В углу, улыбаясь блаженно и вольно,
Над томом о шахматах некто косматый
Сидел, не читая, безмерно доволен
Роскошною магией шаха и мата.
На лица глядел я, не слишком рискуя,
Что будет мой взгляд рассекречен и пойман,
Ведь их заставал я в минуту такую,
Когда человек ожиданием полон,
Прощаньем, фантазией, встречей иною,
И каждый — с собою.

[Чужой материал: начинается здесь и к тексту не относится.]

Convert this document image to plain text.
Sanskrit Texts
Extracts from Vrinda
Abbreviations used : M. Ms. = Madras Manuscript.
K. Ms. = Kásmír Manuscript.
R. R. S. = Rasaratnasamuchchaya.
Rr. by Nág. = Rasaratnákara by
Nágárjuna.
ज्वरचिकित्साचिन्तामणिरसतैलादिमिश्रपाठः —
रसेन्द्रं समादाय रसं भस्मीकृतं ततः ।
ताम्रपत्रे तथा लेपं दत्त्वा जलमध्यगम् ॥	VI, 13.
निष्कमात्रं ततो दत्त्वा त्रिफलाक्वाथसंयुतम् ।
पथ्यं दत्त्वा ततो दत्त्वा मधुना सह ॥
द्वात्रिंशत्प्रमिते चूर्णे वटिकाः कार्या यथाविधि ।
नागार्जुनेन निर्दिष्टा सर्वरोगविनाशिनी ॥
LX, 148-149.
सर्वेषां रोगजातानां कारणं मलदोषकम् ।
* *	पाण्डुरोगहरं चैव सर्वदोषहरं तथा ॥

И виден так четко.
Потом уже, в памяти, с нежностью новой
Я перебирал эти лица, как четки.
За окнами — двор; над землею качались
Зеленые тучи, и вдруг ускользали;
Дождем измельченное небо казалось,
Узором из спутанных ярких мозаик!
Все сладко слилось. Между маленьких строчек,
Что мягкою мудростью сердце сжимали,—
Вошли эти струи. Все было непрочно.
Все было на грани. Все было мне мало!-
Арка
Простодушна весна в голубом полукруге:
Росчерк тучки, летящей легко и упруго,
Рыбаки над рекой… Это мир из-под века
Удивленно глядит, увидав человека.
Звуки
Эти звуки я чувствую кожей.
Их поверхность плотна и чиста.
Дальний гул непогоды, похожий
На шершавую мягкость листа.
А другие звучания ломки,
Набегают порывом излук.
Так он дразнит, щемящий и тонкий,
Прихотливо разрозненный звук.
Тот рассыпчатый ветреный шорох,
Просчитавший листочки берез,
Переменчивый шум в коридорах,
Затаивший печальный вопрос.
Ветки серые, цвета стального,
Сухо трутся и щелкают вдруг,
Как-то сразу смолкают и снова
Рыжих пташек берут на испуг.
Капли булькают странно, пугливо,
Темноту за окном бередя,
Словно кто-то вблизи торопливо
Пьет холодный напиток дождя.
И обрывки летучего смеха,
Точно блики… И шепот детей.
Это стайки бесчисленных эхо
Поселились в квартире моей.
Все сильнее томят, обступают,
Облекают меня пеленой,
Отступают, но не уступают ,
И живут за тугой тишиной.
Я служитель чудесной науки:
Горизонт не теряя цветной,
Я мечтаю почувствовать звуки,
Как их чувствует только слепой.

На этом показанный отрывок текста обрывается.